有了沈云泽的命令,加上他带过来的几名护卫,沈云萱和另外一个落水的人,很快就被救了上来。
这时,众人才看清另一位落水的人是谁。
“不好,竟然是太常寺卿家的六公子!”
“那可是个出了名的病秧子,韩家的宝贝疙瘩。”
“冷水泡这么久,身子铁定要垮掉,少不了要一场大病。”
“你看这人怎么一动不动,不会是昏死过去了吧,怕是要出事啊。”
宋芝和卫知兰匆匆赶来时,见到自家的几个孩子都完好无损地站在那里,刚刚松了一口气,就听到众人惊慌失措的议论。
宋芝转头看向岸边,只见那位韩六公子双眼紧紧闭着,脸色惨白如纸,嘴唇泛着乌青。浑身衣裳浸透湖水,紧紧贴在单薄的身上,衬得身形愈发瘦弱单薄。
他发丝湿漉漉地黏在额头脸颊,嘴角还往外淌着些许湖水,胸口起伏微弱,只有浅浅一丝气息,四肢冰凉僵硬,瘫在地上半点动静都无,看着奄奄一息,格外吓人。
韩家随行的仆妇家丁吓得脸色惨白,慌慌张张围上去,手忙脚乱想要给他擦拭身上水渍。
韩山越自幼体弱多病,韩家人看得极紧,平日里压根不许他靠近河边湖边,生怕出半点意外。
今日日头正好,园子里投壶处热闹非凡,这般鲜活热闹的场面,是他平日里极少能体验到的。他心里实在好奇,忍不住想凑过去瞧瞧,便全然不顾身边下人苦苦劝阻,趁着没人留意,悄悄挤进了人群里。
看着一众少年意气风发投壶玩乐,他站在人群里跟着众人欢呼喝彩,心里又羡慕又欢喜。
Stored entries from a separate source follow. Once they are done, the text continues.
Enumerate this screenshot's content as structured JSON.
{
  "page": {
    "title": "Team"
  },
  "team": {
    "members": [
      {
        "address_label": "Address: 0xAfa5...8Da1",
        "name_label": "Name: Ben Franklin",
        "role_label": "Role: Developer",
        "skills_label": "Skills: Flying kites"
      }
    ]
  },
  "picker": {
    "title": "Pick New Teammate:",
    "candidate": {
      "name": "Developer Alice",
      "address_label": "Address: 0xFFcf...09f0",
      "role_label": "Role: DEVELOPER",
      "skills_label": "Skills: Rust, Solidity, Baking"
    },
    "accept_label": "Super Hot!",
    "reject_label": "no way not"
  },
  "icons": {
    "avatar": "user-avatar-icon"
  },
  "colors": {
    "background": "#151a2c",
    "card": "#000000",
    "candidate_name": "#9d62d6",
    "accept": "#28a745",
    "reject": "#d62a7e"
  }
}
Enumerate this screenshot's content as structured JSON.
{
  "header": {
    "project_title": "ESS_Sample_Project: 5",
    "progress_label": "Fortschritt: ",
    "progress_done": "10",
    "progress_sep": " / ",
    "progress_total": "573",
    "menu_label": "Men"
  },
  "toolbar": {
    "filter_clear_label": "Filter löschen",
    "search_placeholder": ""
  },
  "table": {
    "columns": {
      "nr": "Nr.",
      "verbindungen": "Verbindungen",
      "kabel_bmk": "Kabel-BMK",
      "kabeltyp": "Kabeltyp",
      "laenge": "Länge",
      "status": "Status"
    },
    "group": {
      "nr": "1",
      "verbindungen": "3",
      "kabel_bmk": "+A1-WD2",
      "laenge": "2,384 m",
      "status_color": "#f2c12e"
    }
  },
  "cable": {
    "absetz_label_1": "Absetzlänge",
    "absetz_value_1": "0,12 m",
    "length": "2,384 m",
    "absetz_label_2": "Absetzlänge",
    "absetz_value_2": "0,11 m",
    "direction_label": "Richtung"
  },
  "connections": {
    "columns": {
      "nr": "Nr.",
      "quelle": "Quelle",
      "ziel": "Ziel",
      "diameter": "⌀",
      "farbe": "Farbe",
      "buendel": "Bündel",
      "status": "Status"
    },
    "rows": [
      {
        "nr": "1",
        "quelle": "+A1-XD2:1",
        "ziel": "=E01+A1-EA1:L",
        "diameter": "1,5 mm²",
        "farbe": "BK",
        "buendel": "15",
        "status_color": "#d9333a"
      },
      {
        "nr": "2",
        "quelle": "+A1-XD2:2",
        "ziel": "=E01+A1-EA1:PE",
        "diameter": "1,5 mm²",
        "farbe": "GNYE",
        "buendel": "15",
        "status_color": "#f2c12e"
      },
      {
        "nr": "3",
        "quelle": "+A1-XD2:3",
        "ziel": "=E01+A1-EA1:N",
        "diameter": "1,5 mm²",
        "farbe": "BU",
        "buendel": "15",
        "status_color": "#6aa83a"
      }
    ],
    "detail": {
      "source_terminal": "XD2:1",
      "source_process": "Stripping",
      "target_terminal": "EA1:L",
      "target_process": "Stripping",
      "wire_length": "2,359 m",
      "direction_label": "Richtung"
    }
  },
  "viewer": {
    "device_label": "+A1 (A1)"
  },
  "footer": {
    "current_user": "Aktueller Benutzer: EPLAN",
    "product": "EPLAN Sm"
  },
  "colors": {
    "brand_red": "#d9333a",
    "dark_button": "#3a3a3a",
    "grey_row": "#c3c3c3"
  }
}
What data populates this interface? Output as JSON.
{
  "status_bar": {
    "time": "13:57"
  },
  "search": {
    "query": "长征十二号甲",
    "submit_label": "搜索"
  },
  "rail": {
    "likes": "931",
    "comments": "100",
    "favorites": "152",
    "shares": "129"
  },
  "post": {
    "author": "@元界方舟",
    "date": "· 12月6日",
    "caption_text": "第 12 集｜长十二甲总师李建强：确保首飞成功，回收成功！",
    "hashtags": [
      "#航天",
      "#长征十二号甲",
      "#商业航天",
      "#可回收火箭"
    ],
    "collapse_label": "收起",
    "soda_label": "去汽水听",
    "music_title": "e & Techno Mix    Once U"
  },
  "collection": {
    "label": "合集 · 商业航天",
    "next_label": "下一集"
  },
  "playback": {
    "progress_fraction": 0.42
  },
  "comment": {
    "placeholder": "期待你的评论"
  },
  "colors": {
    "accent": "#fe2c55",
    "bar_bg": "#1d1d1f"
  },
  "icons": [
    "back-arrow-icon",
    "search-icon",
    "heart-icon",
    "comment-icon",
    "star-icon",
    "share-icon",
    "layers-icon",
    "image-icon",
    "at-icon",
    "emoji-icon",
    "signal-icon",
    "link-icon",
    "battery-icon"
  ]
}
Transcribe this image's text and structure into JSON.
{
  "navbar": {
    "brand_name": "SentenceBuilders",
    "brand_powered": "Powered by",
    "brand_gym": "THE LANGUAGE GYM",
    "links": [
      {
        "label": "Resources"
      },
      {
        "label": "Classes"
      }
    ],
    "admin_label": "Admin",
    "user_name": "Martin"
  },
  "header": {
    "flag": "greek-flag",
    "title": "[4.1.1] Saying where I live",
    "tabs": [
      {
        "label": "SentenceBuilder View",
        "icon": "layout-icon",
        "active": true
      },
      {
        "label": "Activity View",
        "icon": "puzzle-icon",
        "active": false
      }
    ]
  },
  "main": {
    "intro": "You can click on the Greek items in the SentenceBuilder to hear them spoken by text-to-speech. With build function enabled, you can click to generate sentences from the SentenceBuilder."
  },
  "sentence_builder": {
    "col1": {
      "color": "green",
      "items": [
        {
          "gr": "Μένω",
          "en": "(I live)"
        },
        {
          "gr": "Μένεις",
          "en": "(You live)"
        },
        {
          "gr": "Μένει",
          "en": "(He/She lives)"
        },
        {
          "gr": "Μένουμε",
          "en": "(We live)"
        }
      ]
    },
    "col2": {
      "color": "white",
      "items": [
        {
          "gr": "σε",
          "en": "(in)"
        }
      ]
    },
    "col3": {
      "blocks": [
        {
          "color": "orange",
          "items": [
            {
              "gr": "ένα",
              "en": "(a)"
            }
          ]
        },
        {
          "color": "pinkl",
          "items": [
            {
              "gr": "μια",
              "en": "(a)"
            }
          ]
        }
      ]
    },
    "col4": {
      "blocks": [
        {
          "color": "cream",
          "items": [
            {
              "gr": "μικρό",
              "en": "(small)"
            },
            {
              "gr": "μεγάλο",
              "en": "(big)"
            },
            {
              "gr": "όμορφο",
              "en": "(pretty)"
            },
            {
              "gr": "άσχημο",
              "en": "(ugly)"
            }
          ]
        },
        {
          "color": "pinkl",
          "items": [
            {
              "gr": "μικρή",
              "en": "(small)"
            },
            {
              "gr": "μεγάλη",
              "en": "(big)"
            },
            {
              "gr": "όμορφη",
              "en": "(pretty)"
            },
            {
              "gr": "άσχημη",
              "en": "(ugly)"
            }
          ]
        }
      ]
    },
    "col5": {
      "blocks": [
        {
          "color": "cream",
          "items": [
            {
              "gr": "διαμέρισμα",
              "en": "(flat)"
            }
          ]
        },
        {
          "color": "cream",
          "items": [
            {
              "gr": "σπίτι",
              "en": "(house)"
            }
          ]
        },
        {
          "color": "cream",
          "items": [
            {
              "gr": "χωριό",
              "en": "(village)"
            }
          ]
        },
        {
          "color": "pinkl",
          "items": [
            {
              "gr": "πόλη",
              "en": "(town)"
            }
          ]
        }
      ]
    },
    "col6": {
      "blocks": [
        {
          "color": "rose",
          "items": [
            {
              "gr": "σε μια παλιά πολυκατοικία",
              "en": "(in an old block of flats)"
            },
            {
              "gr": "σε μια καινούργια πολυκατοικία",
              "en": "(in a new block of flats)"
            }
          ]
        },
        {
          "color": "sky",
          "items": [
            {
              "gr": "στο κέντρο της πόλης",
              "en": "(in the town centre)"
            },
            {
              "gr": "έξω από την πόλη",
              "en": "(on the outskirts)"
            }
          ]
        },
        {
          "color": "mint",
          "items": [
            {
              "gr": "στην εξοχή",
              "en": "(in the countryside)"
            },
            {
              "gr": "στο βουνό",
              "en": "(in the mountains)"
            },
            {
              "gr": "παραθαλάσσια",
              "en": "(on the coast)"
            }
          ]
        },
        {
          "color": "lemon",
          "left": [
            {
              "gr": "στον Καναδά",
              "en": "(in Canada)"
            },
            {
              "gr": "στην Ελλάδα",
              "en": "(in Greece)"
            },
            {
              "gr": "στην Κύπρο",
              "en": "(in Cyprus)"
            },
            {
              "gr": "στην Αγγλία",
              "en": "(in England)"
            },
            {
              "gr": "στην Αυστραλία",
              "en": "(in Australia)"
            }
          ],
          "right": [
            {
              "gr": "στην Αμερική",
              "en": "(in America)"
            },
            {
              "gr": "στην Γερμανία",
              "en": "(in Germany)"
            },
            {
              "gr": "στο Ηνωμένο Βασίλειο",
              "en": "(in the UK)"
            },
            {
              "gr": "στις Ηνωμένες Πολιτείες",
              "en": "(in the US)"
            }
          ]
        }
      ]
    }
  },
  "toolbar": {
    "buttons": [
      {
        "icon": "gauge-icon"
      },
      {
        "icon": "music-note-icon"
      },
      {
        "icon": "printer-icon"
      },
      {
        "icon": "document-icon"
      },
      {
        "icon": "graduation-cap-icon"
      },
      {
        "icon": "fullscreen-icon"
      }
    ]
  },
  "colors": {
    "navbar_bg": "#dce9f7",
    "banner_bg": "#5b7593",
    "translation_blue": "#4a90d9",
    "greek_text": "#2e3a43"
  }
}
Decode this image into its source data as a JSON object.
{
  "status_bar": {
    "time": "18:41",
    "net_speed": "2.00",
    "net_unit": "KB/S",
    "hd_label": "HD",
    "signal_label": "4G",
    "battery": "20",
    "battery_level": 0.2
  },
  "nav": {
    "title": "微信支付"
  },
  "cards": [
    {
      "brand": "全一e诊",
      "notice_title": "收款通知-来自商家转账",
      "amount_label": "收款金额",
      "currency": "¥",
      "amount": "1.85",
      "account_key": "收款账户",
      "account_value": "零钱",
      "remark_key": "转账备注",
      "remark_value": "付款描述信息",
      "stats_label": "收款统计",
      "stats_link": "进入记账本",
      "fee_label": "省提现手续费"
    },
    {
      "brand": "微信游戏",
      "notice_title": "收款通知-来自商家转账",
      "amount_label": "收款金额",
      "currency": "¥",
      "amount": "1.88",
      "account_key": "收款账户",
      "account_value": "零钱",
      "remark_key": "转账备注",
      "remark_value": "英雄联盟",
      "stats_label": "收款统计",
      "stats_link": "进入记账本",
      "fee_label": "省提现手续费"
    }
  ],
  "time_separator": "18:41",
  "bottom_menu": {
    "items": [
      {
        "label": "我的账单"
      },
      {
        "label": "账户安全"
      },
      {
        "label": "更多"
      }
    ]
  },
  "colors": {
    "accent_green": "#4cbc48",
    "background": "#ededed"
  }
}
一时玩得尽兴,没顾上身后就是湖边,不知不觉就被涌动的人群裹挟,站到了离湖水最近的位置。
正当他看得入神之际,袖子忽然被人猛地一扯。他还没来得及看清状况,整个人就被带着一头栽进了冰凉的湖水里。
原本贴身跟着韩山越的下人,方才没能挤入人群,被隔在了外头。
在场的不是世家少爷,就是名门小姐,他们做下人的,谁也不敢随便上前冲撞打扰。再加上这是沈家世子喜宴,到处都是人,他们心存侥幸,觉得应该不会出什么岔子。
于是众人就一时松懈,没敢再往人群里面挤。
只是没料到的是,不过片刻功夫,湖边突然响起一声大喊,“有人落水了!”
几个下人心里瞬间一沉,吓得魂都没了,不顾一切挤开人群冲到湖边。
一看落水的是自家体弱的小公子,所有人手脚都凉了。两个小厮当即纵身跳湖救人,可沈云萱紧紧攥着韩山越的胳膊不松手,与他死死纠缠在一起,极大耽误了施救进度。
直到沈云泽带着人过来,才总算将两人一并救上了岸。
看着地上出气多进气少的韩山越,宋芝不敢耽误分毫,立刻扬声吩咐,“大家别在这里围着了,都往后退一退!给这位公子留出通风的地方!”
说完她转头朝着周健周康兄弟大喊,“大健,二康,你们过来施救!别怕,出任何事有娘兜底!”
早前遭逢水灾时,宋芝就专门教过几个孩子溺水急救、心肺复苏和人工呼吸的法子,几个孩子都是亲手实操过的,手法熟练稳妥。
如今是沈家的喜宴,又是当众出了人命攸关的大事,她不可能冷眼旁观。更何况,这是一条活生生的人命,万万耽误不得。